2) Physical Condition. Zombies are ALWAYS portrayed as having rotted flesh, and or at the very least they are severely and physically deformed. However according to scripture, everyone resurrected appears as though they had never died. Yes even Lazarus, who was dead for 4 days, was restored to life and appeared as though he were never dead. This is a great miracle, because scientifically and physically Lazarus was starting to rot. Scripture says people could smell and see Lazarus was dead, and when Jesus resurrected Lazarus from the dead no one could rightfully say “Lazarus was pretending to be dead”.

3) How it happens. From what I’ve seen the movies say a person becomes a zombie one of two ways… Either A) a person becomes infected through a virus, which tends to be transmitted through bite, or B) they’re animated/controlled by evil magic. Both scenarios not only are causing the person in question to be in conditions which I described in points 1-2, but at the same time is done through an evil/negative manner. Not to mention these people are considered an evil plague regardless of the scenario A) or B) and they all threaten together the rest of humanity; they are called “the undead” for a reason. However in scripture, a person is resurrected from the dead through the power of God in reward of faith. It’s also important to note the people in question are in conditions explained in points 1-2 after they are returned from the dead. And most importantly of all, none of these people who were resurrected are infecting/threatening people and are human!

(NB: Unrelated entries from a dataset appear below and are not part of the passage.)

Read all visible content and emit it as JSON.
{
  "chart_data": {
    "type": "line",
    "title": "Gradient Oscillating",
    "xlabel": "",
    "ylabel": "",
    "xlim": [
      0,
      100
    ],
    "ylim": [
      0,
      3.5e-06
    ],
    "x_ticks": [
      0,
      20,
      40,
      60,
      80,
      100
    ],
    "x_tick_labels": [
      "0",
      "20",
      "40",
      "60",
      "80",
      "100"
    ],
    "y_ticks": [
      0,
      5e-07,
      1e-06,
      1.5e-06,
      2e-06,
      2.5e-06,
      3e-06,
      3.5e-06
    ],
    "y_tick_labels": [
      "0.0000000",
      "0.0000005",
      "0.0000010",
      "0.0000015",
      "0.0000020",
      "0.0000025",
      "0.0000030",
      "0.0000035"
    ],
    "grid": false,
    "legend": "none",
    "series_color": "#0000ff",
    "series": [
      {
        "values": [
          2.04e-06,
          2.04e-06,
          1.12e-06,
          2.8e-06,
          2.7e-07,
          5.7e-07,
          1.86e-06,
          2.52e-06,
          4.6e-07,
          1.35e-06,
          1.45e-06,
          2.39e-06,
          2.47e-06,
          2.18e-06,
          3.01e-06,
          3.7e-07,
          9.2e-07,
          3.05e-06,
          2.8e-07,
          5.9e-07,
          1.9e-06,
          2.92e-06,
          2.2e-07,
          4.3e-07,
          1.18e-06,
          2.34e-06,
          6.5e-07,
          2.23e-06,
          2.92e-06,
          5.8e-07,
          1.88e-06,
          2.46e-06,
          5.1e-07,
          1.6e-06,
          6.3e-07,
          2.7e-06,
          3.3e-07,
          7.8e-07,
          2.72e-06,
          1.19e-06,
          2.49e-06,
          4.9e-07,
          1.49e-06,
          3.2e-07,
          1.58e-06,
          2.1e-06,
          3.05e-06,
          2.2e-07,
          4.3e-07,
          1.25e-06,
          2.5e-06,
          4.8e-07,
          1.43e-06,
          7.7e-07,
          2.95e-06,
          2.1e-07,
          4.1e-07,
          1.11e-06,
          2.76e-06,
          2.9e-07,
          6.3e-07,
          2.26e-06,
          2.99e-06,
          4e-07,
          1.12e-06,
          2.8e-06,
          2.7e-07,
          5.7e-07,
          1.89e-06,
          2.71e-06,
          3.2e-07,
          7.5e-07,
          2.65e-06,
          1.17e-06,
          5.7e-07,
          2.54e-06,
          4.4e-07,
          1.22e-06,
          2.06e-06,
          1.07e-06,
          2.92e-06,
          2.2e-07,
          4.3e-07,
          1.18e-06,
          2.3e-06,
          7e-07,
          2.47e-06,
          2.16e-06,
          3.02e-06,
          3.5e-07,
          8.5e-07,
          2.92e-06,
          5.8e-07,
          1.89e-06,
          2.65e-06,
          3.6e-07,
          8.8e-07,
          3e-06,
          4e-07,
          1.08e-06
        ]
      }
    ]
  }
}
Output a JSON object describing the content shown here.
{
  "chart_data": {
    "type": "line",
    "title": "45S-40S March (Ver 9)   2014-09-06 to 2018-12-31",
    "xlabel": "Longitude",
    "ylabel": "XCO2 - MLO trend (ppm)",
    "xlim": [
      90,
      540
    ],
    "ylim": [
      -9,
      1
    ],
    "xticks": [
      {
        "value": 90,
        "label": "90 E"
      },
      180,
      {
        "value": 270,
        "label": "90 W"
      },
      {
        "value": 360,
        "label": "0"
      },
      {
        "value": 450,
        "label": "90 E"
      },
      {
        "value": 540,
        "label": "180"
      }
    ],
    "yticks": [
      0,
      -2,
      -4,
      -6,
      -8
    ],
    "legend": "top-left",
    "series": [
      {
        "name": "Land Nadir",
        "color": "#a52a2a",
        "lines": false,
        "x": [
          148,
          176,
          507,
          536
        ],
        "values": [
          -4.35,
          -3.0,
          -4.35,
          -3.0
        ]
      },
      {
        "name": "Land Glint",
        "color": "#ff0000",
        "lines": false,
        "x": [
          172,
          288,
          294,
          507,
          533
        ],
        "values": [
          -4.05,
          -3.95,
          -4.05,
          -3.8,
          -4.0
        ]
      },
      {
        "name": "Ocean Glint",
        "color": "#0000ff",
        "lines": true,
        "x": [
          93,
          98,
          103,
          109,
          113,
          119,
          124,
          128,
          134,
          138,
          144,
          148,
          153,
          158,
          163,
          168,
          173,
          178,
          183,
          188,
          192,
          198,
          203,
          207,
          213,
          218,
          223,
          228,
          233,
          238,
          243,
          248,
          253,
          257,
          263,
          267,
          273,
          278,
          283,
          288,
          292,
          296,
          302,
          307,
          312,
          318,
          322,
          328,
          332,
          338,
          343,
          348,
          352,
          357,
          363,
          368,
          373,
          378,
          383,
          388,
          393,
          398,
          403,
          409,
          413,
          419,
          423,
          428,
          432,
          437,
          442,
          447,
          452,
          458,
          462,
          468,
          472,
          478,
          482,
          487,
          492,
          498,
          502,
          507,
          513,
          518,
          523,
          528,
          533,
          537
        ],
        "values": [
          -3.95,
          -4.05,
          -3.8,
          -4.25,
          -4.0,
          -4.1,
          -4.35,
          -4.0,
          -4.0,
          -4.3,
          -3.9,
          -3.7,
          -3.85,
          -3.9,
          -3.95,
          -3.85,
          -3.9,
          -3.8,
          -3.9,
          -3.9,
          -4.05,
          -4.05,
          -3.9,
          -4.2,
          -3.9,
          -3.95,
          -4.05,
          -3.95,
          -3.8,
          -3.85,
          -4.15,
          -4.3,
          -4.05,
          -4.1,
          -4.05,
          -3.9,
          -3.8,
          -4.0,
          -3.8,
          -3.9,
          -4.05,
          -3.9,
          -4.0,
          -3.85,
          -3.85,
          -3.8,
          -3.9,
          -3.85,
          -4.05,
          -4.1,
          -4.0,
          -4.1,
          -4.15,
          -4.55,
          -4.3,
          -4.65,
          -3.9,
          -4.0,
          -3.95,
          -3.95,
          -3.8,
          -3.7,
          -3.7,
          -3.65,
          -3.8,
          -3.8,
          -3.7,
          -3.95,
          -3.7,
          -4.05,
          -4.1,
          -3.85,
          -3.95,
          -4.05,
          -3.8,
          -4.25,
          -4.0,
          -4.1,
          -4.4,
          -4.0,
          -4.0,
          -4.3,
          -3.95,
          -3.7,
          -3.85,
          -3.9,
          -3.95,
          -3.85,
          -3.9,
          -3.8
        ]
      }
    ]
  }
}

Now some might ask, though certainly many in mockery, the question: “well what about Jesus Christ talking about how people should eat his flesh and drink his blood?”  I’m of course referring to the Last Supper, and in regard to that someone with proper Biblical hermeneutics can easily decipher Jesus wasn’t telling the disciples to literally eat him; Jesus was speaking in metaphorical language.  Afterall if Jesus were a zombie or knew he was going to become one then why would he say for the disciples to eat him? Wouldn’t it be the other way around in that he’d want to eat them? The only thing one can rightfully say Jesus Christ spread virally was the gospel, but of course there is certainly nothing wrong with that; it is good news indeed!